Rome resident Thomas Trace had been living with chronic kidney disease for 17 years before he was placed on an organ recipient list in March 2022. The same year, he had begun going on dialysis, which involves staying hooked up to machines that perform the job his diseased kidneys could not do: filter his blood.

Unlike many people who languish on waiting lists for years, Trace said he felt “quite surprised when I got the call in the middle of the night” mere months later with the news that a kidney was available.

“I was very happy since I understood I’d have to wait longer,” he said.

Trace was lucky.

Many people on waiting lists receive a similar call and learn at the last moment that the kidney was not a match. Trace’s dialysis provider told him that this even happens after patients are prepped for surgery.

Fortunately for Trace, the new kidney matched. Although he had a good experience while on dialysis, he wanted the greater freedom to travel and make other plans instead of hooking up to a machine for a couple hours a day, six days a week. The life expectancy for people on dialysis is five to 10 years, according to the National Kidney Foundation.

“It’s good to get the transplant before you’re on dialysis for a long time,” Trace said. “That was a good indicator for a positive outcome.”

On Oct. 23, 2022, he received the new kidney at Upstate University Hospital and “felt pretty good” afterward, he said.

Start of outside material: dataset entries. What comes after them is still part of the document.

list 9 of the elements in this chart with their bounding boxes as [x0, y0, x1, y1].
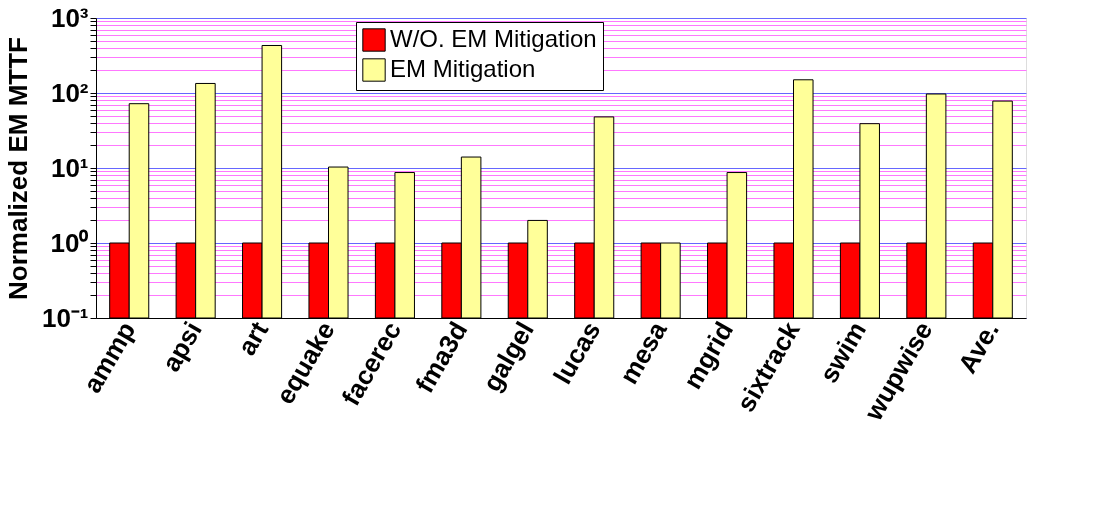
y-tick-label: 10⁻¹	[41, 302, 89, 333]
x-tick-label: art	[231, 316, 275, 361]
y-tick-label: 10³	[50, 2, 89, 33]
y-tick-label: 10²	[50, 77, 89, 108]
legend-label: W/O. EM Mitigation	[390, 25, 597, 52]
y-tick-label: 10¹	[50, 152, 89, 183]
y-axis-title: Normalized EM MTTF	[2, 37, 33, 300]
legend-label: EM Mitigation	[390, 55, 536, 82]
y-tick-label: 10⁰	[50, 227, 90, 258]
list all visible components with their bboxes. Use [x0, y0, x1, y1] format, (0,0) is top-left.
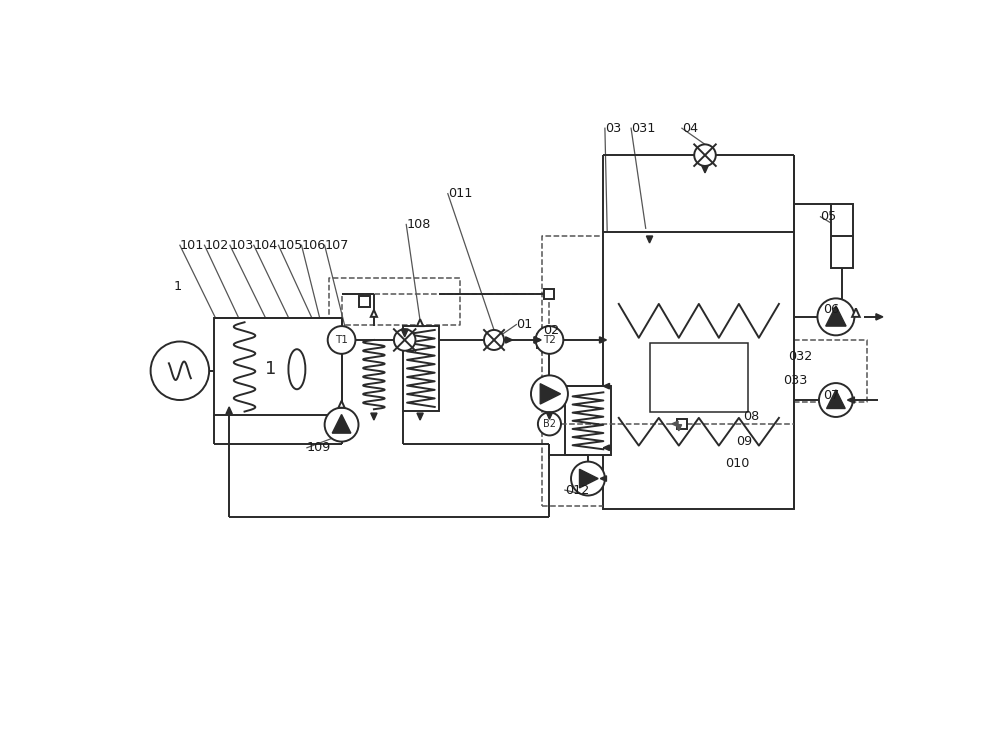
- Text: 03: 03: [605, 121, 621, 135]
- Polygon shape: [401, 329, 408, 337]
- Text: 033: 033: [784, 373, 808, 387]
- Circle shape: [571, 461, 605, 495]
- Text: 032: 032: [788, 351, 812, 363]
- Bar: [565, 386, 611, 455]
- Bar: [677, 419, 687, 429]
- Bar: [650, 343, 748, 412]
- Text: 011: 011: [448, 187, 472, 200]
- Text: 104: 104: [254, 239, 278, 252]
- Text: 09: 09: [736, 435, 752, 448]
- Text: 107: 107: [325, 239, 349, 252]
- Polygon shape: [876, 314, 883, 320]
- Polygon shape: [534, 337, 541, 343]
- Circle shape: [538, 412, 561, 436]
- Text: 02: 02: [543, 324, 559, 337]
- Circle shape: [484, 330, 504, 350]
- Text: 109: 109: [307, 441, 331, 454]
- Polygon shape: [417, 413, 423, 420]
- Bar: [544, 289, 554, 299]
- Text: 106: 106: [302, 239, 326, 252]
- Polygon shape: [600, 476, 606, 481]
- Text: 1: 1: [174, 280, 182, 293]
- Polygon shape: [600, 337, 606, 343]
- Circle shape: [819, 383, 853, 417]
- Text: 012: 012: [565, 483, 589, 497]
- Text: 108: 108: [406, 218, 431, 231]
- Polygon shape: [847, 397, 854, 403]
- Polygon shape: [332, 415, 351, 433]
- Text: 08: 08: [744, 410, 760, 424]
- Text: 105: 105: [278, 239, 303, 252]
- Polygon shape: [371, 310, 377, 317]
- Bar: [831, 204, 853, 268]
- Polygon shape: [827, 390, 845, 409]
- Text: T1: T1: [335, 335, 348, 345]
- Polygon shape: [826, 306, 846, 326]
- Bar: [537, 334, 547, 348]
- Polygon shape: [579, 469, 598, 488]
- Bar: [359, 296, 370, 307]
- Circle shape: [694, 144, 716, 166]
- Polygon shape: [852, 308, 860, 317]
- Polygon shape: [676, 425, 682, 431]
- Polygon shape: [672, 421, 678, 427]
- Bar: [403, 326, 439, 411]
- Circle shape: [325, 408, 358, 442]
- Polygon shape: [226, 407, 232, 414]
- Bar: [603, 232, 794, 510]
- Text: 103: 103: [230, 239, 254, 252]
- Polygon shape: [646, 236, 653, 243]
- Text: 1: 1: [265, 360, 276, 379]
- Text: 102: 102: [205, 239, 229, 252]
- Text: 01: 01: [516, 318, 533, 331]
- Text: 010: 010: [725, 457, 749, 470]
- Text: 031: 031: [631, 121, 655, 135]
- Text: B2: B2: [543, 419, 556, 429]
- Polygon shape: [338, 401, 345, 408]
- Polygon shape: [603, 383, 610, 389]
- Polygon shape: [702, 166, 708, 173]
- Polygon shape: [534, 337, 541, 343]
- Polygon shape: [546, 412, 553, 419]
- Text: T2: T2: [543, 335, 556, 345]
- Polygon shape: [603, 445, 610, 451]
- Text: 04: 04: [682, 121, 698, 135]
- Circle shape: [817, 299, 854, 336]
- Circle shape: [328, 326, 355, 354]
- Bar: [214, 318, 342, 415]
- Text: 07: 07: [823, 389, 839, 402]
- Circle shape: [531, 375, 568, 412]
- Ellipse shape: [288, 349, 305, 389]
- Polygon shape: [417, 319, 423, 326]
- Text: 101: 101: [180, 239, 204, 252]
- Circle shape: [394, 329, 415, 351]
- Polygon shape: [371, 413, 377, 420]
- Polygon shape: [540, 384, 561, 404]
- Text: 05: 05: [820, 210, 837, 223]
- Circle shape: [151, 342, 209, 400]
- Polygon shape: [506, 337, 512, 343]
- Circle shape: [536, 326, 563, 354]
- Text: 06: 06: [823, 302, 839, 316]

“My main issue was that it was a little worrisome once I got it. I’m very concerned about my kidney. I want to treat it well for the sake of the transplant program. It’s a little burden to make sure I take my medications not only for myself but also because this came from someone who died.”

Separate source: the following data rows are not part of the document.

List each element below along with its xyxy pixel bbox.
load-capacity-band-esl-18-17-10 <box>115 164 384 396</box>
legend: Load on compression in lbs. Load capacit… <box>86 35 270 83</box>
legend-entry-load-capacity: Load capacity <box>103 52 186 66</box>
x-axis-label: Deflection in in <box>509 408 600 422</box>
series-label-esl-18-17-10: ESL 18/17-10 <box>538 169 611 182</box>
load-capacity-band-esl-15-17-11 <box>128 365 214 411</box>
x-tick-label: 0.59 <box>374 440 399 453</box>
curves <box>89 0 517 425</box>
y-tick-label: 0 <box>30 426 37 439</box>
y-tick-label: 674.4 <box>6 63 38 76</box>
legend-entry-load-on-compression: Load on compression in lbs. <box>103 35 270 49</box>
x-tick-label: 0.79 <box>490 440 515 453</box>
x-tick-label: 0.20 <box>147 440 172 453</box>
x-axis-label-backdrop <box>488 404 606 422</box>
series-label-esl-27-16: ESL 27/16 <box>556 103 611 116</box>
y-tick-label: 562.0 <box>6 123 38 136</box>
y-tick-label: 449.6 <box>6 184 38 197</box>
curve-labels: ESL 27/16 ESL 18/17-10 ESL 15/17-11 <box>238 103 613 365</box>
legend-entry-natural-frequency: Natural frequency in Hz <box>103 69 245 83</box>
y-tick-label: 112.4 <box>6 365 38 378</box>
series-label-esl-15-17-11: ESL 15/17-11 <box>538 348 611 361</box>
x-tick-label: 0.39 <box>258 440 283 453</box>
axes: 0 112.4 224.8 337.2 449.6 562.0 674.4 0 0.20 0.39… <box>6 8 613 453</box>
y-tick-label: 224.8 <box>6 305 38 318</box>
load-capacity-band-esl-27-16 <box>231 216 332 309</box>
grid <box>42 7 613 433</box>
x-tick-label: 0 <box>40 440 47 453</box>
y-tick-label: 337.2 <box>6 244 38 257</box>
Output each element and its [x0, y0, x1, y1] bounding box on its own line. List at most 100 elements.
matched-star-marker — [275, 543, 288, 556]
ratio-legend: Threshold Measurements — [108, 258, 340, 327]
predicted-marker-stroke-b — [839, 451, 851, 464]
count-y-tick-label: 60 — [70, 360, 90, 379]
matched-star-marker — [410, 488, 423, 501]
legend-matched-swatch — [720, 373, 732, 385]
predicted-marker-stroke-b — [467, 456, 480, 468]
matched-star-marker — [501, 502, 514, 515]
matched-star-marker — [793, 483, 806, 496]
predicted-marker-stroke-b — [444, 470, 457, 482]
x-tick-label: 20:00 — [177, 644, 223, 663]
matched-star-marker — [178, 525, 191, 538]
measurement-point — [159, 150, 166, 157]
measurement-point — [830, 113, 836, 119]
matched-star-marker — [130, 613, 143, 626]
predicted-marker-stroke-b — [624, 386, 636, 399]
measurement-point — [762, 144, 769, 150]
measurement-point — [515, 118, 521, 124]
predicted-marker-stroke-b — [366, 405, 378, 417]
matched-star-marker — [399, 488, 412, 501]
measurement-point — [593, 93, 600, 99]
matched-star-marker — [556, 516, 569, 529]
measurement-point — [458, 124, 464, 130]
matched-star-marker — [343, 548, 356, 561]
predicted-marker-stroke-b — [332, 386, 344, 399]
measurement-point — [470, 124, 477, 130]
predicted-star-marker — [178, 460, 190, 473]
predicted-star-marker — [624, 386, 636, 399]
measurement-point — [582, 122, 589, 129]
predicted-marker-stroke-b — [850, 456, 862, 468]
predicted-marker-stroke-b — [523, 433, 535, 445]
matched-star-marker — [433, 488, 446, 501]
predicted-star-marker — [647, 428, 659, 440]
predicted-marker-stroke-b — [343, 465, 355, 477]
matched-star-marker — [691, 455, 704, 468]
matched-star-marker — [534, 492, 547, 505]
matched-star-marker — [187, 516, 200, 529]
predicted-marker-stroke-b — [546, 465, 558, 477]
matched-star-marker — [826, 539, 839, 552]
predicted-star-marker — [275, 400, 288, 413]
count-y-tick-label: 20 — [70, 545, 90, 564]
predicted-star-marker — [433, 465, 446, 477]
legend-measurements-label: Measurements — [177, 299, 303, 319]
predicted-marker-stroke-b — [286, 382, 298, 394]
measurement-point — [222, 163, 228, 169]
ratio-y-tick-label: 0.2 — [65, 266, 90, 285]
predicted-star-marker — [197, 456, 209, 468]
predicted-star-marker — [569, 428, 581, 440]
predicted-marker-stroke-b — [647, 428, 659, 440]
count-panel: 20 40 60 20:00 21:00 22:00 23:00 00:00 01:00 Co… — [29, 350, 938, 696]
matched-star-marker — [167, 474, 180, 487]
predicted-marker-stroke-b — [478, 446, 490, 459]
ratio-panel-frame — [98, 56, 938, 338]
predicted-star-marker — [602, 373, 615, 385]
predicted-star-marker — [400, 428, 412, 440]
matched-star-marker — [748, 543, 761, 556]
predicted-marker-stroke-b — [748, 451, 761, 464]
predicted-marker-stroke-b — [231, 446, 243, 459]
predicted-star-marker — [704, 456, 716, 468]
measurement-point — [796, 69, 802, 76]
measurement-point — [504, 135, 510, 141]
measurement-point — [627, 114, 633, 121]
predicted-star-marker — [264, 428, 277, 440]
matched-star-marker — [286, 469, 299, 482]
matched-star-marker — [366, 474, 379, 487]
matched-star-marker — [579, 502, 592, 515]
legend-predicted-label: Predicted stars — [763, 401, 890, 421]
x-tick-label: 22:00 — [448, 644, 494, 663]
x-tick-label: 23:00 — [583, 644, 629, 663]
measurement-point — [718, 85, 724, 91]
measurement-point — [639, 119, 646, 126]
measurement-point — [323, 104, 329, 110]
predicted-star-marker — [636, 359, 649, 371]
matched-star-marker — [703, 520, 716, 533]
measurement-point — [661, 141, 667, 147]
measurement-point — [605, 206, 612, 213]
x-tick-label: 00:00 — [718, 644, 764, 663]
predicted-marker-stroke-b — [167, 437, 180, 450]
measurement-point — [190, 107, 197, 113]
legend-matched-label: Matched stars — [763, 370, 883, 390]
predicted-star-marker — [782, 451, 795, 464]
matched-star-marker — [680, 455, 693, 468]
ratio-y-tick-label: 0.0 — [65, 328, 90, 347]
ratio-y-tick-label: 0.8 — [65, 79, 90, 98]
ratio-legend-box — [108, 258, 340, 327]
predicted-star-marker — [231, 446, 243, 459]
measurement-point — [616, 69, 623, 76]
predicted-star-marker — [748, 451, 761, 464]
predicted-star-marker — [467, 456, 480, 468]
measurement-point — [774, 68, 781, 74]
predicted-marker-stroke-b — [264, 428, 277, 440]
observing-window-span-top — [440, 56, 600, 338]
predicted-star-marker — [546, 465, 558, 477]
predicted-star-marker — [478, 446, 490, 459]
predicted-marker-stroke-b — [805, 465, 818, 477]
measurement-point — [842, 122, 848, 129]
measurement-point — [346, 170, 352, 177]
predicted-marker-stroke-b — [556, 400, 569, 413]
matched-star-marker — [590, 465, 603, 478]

His gratitude for this gift of life also extends to his wanting to live his life fully. Trace, now 53, is spending more time with family and exercises and travels as he used to before his kidney condition had worsened in recent years.

“I found the whole experience of being on dialysis was stimulating as I learned a lot of things and had good treatment from people who were for the most part kind and empathetic,” Trace said.

The day after his surgery offered one example. While he was recovering in the intensive care unit, a member of the housekeeping staff who must have seen him right after his surgery met his eyes and commented, “I’m so happy you’re doing well.”

The interaction struck Trace profoundly because he was not in her care, yet she took a moment to express real compassion for his health.

“She didn’t know what had happened to me,” he said. “I could’ve been in a car accident. The way she expressed it, it was so genuine. Some people have such an ability to show love.”

He initially experienced pain and difficulty in getting around, but recovered quickly. His immunosuppressant medication is working
well to prevent his body from rejecting the kidney and his blood work looks good.

Trace has never met the family of the donor, but feels deep thankfulness for their gift of life and wants more people to realize that “the best treatment for serious kidney disease is by far getting a transplant,” he said.

Top image: Thomas Trace of Rome says “the best treatment for serious kidney disease is by far getting a transplant.” He underwent a successful transplant surgery at Upstate University Hospital in October last year.